Caffey Disease which is also known by the name of Infantile Cortical Hyperostosis is a type of a disorder of the bones found mostly in babies. The main characteristic of Caffey Disease is uncontrolled formation of new bones. These abnormalities usually affect the bones of the jaw, shoulders, collarbones, and shafts of long bones in the extremities. Once the bones get affected by this disease they may become double or even triple their original width which can be visualized easily on x-ray images. In some cases, when there are two bones adjacent to each other like a pair of ribs or the long bones of the extremities they become fused together. Babies affected with Caffey disease also have swelling of joints and soft tissues along with pain and erythema in the affected areas. Such children often are irritable and feel feverish.
How Common is Caffey Disease?
Caffey Disease is quite rare and studies suggest that it affects about 4 in every 1000 child around the globe. Researchers are of the opinion that this disease is normally not diagnosed properly as in most of the cases it goes away as the child grows and with passage of time.
What Causes Caffey Disease?
Caffey Disease is caused by mutation of gene COL1A1. This gene functions by providing instructions to make a part of a large molecule known as collagen. Collagens are proteins which function by supporting and strengthening body tissues to include the cartilages, bones, tendons, and skin. This collagen is found in these areas in spaces around the cells. The molecules of the collagen are cross-linked in thin fibrils which are very flexible and strong.

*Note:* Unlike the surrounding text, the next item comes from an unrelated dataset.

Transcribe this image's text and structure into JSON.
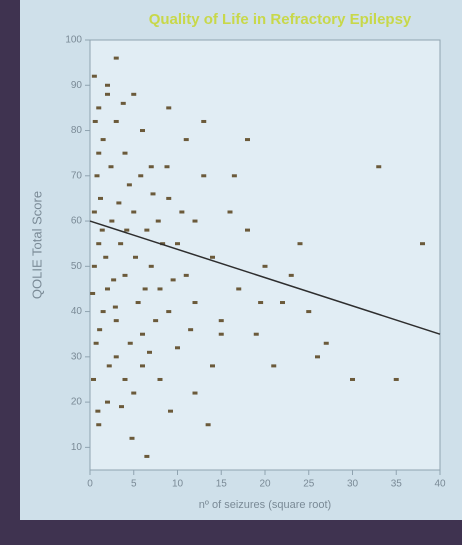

What are the Symptoms of Caffey Disease?
If a child is affected with Caffey Disease the child will experience the following three main symptoms which are soft-tissue swelling, bone lesions, and irritability. The soft tissue swelling normally comes on all of a sudden. It is deep and firm. There will also be tenderness of the soft tissues. These lesions may affect several parts of the body to include the mandible, tibia, ulna, scapula, ribs, skull, and the metatarsals. If the mandible is affected the child may refuse to eat anything resulting in poor growth of the child.
How is Caffey Disease Diagnosed?
In majority of cases, Caffey Disease can be diagnosed with just a physical examination of the affected child. Imaging studies in the form of x-rays are ordered which will show bony changes as well as soft tissue swelling which again will confirm the diagnosis. The physician may then order a biopsy of the affected area which will show changes consistent with Caffey Disease. There are no specific blood tests to confirm the diagnosis of Caffey Disease but if an ESR is checked it will show an elevated count along with elevated alkaline phosphatase levels. Anemia may also be present on CBC and also presence of high white blood cell count. All the above tests go a long way in confirming the diagnosis of Caffey Disease.
How is Caffey Disease Treated?
Caffey Disease normally is a self-limiting condition and resolves on its own with the passage of time and no specific treatment is required. Corticosteroids and NSAIDS may be helpful in controlling the symptoms in severe cases.
Recovery and Prognosis of Caffey Disease
Normally, this condition takes around eight to nine months for complete recovery. In some cases an affected child may have bony fusions or limb length discrepancies although these cases are pretty rare due to Caffey Disease.